Across the News stable, critics say supermarkets are a protected species. “Dickheads” matches entrepreneur and trenchant supermarket critic Dick Smith has cried foul over the tactic, telling Crikey the papers “basically don’t cover Dick Smith Foods at all”.
For example, two weeks ago A Current Affair and The Sydney Morning Herald both ran big with Smith’s strategy to buy beetroot crops from struggling farmers dudded by Aldi’s, Coles’ and Woolworths’ decision to sell cans of the shirt-staining root veg for 75 cents.
But the yarn was virtually ignored by News Limited, with only the Gold Coast Bulletin and Townsville Bulletin considering it worthy of a beet-up. Deliberate ignorance? The Herald Sun‘s Pristel was having none of it.
“Sorry to disappoint Mr Smith and his conspiracy theory,” he said. “That story was never on my radar, there was probably a few other things going on that day … it was never even discussed in conference.”
Smith said that 10 days ago The Sunday Telegraph had called him wanting to do a story on the outrageous $15.6 million pay cheque snagged by Coles chief executive Ian McLeod but that despite talking to a journalist for 20 minutes the story never appeared.

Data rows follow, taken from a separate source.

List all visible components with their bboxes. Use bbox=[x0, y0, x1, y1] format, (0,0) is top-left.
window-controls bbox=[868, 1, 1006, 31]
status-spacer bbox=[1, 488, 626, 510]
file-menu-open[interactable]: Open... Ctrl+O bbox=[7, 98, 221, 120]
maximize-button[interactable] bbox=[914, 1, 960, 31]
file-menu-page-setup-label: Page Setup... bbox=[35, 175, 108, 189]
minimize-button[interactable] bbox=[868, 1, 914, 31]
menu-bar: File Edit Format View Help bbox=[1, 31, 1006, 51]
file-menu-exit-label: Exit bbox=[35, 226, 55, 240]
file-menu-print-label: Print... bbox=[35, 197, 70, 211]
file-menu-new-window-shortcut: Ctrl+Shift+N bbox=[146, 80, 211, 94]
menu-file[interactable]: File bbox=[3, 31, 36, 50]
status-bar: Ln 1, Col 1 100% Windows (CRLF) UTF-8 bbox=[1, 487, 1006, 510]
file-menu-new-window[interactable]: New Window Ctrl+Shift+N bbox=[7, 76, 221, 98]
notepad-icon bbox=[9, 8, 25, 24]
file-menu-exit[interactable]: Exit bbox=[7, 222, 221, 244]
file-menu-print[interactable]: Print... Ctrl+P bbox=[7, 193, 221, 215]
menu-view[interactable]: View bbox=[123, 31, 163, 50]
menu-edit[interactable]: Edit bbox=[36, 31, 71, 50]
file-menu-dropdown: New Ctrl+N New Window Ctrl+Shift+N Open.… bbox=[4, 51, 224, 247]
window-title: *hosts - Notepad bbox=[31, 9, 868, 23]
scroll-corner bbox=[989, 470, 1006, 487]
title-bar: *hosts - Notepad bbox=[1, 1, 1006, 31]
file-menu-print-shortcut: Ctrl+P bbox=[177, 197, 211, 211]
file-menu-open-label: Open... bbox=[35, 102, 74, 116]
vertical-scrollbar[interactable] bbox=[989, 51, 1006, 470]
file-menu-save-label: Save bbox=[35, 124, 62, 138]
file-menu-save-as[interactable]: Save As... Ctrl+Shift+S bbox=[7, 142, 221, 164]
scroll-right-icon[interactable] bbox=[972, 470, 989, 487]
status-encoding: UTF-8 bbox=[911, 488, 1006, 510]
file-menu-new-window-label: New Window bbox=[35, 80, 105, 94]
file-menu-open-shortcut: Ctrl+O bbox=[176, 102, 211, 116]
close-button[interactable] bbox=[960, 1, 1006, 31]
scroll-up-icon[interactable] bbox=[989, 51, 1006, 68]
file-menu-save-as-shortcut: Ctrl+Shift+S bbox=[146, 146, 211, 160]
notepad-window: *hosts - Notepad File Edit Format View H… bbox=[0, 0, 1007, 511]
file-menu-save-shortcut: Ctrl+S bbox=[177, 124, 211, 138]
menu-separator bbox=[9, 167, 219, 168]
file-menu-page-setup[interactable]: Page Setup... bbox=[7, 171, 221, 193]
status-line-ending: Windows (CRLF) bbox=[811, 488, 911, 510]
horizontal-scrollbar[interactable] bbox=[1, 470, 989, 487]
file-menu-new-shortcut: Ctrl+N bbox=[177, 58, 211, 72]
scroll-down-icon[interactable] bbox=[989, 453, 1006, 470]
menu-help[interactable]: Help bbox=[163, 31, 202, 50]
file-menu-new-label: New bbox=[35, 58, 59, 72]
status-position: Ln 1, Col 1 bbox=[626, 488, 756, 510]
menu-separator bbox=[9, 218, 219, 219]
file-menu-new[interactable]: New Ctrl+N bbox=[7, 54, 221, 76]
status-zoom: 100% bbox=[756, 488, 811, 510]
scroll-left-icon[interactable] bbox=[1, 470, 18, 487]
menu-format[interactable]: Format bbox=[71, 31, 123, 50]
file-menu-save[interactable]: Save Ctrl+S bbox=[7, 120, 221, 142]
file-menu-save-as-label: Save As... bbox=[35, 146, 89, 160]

It is true the Herald Sun sometimes attacks its sponsors. On issues like CBD liquor crackdowns the paper can be reasonably consistent, if you forgive it for the hypocrisy in taking tens of millions each year from the alcohol industry.
On cue, in the same edition as the meat wars extravaganza, the little paper ran a story on the Australian Medical Association’s call for a cut in bottle shop hours directly adjacent to a colour one-pager from the late-opening 1st Choice Liquor Superstores. Credit where it’s due.